(19a) Human Stem Cell Derived Neutrophils As a Primary Neutrophil Model

As the first responders and the most abundant innate immune cell, neutrophils are a crucial part of the immune system. During an immune response, neutrophils migrate to sites of infection and eliminate bacteria through a series of anti-microbial functions including phagocytosis, production of reactive oxygen species, and NETosis. Improper regulation of neutrophil behavior contributes to many human diseases. Improper neutrophil function leads to chronic infections when neutrophils do not arrive at a site of infection or chronic inflammation when neutrophils persist at a site of infection. Current models for evaluating neutrophil behavior in vitro include cell lines and primary human neutrophils. Unfortunately, cell lines do not always accurately model many important neutrophil functions such as NETosis and phagocytosis and primary human neutrophils are hard to genetically manipulate. Recently, stem cell derived neutrophils have emerged as a possible model for primary neutrophils that would allow for genetic manipulation and the modeling of human disease.

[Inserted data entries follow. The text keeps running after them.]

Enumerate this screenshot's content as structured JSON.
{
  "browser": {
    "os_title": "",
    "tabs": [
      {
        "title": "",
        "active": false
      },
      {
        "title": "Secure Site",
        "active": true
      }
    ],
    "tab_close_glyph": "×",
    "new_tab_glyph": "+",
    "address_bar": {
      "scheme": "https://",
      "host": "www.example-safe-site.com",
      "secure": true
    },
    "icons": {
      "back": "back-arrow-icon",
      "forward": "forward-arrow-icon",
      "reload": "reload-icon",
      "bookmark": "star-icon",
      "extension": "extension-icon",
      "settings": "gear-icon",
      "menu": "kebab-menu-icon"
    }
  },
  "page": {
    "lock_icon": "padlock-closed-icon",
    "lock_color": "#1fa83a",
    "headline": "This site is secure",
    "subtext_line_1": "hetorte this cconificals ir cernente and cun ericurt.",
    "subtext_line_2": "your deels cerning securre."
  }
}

In order to properly model primary human neutrophils, hiPSC-derived neutrophils must display the same morphology, migration, and anti-microbial behavior as primary human neutrophils. We have found that the morphology of hiPSC-derived neutrophils is indistinguishable from primary human neutrophils. Furthermore, hiPSC-derived neutrophils have the characteristic tri-lobed nucleus common to primary neutrophils. In order to reach sites of inflammation neutrophils must be capable of migrating to known neutrophil chemoattractants. We studied neutrophil chemotaxis using a previously published microfluidic device that creates a stable chemokine gradient and found that hiPSC-derived neutrophils efficiently chemotax to a source of the bacterial peptide fMLP, a common neutrophil chemoattractant. Finally, hiPSC-derived neutrophils must be able to perform anti-microbial functions. We visualized hiPSC-derived neutrophils in co-culture with pseudomonas aeruginosa using time-lapse microscopy. In contrast to popular neutrophil cell lines that lack the ability to phagocytose bacteria, we found that hiPSC-derived neutrophils were capable of efficiently phagocytosing pseudomonas over an extended period of time. We have also found that, upon activation, hiPSC-derived neutrophils produce neutrophil extracellular traps, proving these cells are capable of performing several anti-microbial functions.

Overall, we have found that hiPSC-derived neutrophils accurately recapitulate many characteristics and can serve as an excellent model of primary human neutrophils. We have shown that hiPSC-derived neutrophils share the morphology, migration capabilities, and anti-microbial functions of primary human neutrophils. hiPSC-derived neutrophils have the characteristic tri-lobed nuclei, are capable of chemotaxis to fMLP, a physiologically relevant chemokine, and poses the ability to phagocytose bacteria. In the future, hiPSC-derived neutrophils as a model will allow for more in-depth study of primary human neutrophil function.